First Citizens BancShares Buys Failed Silicon Valley Bank

03/27/2023
4,5

First Citizens BancShares, the 30th largest commercial bank in the United States based in North Carolina, has agreed to acquire the assets of Silicon Valley Bank (SVB), a California lender whose sudden collapse earlier this month sent shock waves across the financial sector

The Federal Deposit Insurance Corporation (FDIC) seized control of SVB on March 10, 2023, after a run on deposits had left it insolvent. Since then, the FDIC has been looking for a buyer for the bank, either in its entirety or in pieces.

In accordance with the agreement, 17 former SVB branches will reopen as First-Citizens Bank & Trust Corporation on March 27, 2023. All SVB depositors will instantly become First Citizens Bank depositors.

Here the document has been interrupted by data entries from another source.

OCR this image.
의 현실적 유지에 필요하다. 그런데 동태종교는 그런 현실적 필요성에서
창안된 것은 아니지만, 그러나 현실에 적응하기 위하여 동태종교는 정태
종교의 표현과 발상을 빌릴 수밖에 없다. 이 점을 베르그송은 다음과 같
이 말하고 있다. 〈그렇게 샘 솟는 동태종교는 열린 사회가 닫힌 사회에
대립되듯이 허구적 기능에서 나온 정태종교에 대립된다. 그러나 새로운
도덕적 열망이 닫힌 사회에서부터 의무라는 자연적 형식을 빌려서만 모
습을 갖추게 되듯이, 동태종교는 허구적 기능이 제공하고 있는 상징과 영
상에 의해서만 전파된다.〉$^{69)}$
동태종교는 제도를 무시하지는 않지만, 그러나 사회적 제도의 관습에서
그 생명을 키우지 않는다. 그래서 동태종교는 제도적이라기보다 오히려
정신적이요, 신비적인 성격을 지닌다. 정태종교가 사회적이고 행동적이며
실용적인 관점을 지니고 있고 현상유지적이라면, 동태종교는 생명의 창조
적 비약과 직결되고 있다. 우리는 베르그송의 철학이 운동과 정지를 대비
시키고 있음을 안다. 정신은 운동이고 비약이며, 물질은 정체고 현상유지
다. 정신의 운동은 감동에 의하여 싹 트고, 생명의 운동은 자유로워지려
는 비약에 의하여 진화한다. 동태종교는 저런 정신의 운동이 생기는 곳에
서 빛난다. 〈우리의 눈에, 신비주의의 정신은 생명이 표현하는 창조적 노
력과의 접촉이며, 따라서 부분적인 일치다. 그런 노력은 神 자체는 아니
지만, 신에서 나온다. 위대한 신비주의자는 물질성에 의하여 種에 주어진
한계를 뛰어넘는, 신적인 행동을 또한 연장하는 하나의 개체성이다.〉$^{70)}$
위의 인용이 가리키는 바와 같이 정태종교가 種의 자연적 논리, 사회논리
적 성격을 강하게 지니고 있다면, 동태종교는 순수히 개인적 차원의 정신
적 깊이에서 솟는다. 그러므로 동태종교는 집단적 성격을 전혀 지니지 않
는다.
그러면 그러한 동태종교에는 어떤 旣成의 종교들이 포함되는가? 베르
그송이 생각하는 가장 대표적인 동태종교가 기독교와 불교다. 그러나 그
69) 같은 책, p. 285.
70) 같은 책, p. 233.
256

According to the statement published yesterday, the deal for the bank included the purchase of about $72 billion of assets, at a discount of $16.5 billion. To maximize recoveries and minimize interruptions for loan customers, the acquisition will also include a loss-share transaction in which the FDIC will bear a portion of the loss on a specific pool of assets.

The regulator stated that the expected cost to the Deposit Insurance Fund (DIF) of SVB's failure is approximately $20 billion, with the precise cost to be established once the receivership is terminated. 

“Approximately $90 billion in securities and other assets will remain in the receivership for disposition by the FDIC”, the statement reads. The regulator will also receive equity appreciation rights in First Citizens BancShares with a potential value of up to $500 million.

SVB was the country's 16th-largest bank when the government took it over The bank's failure was the largest in the United States since the 2008 financial crisis. The abrupt collapse of SVB earlier this month stunned investors and regulators. In response to rising interest rates, the bank suffered a substantial loss on the sale of its securities, causing a dramatic run on deposits. On March 9 alone, investors and depositors attempted to withdraw almost $42 billion, prompting regulators to take the bank and begin the process of finding a buyer.

In an attempt to safeguard the uninsured deposits of the bank's customers, regulators rushed to look for potential buyers. However, an earlier auction attempt passed without a buyer, prompting the FDIC to extend the bidding process and allow separate offers for SVB subsidiaries to expand the pool of bidders.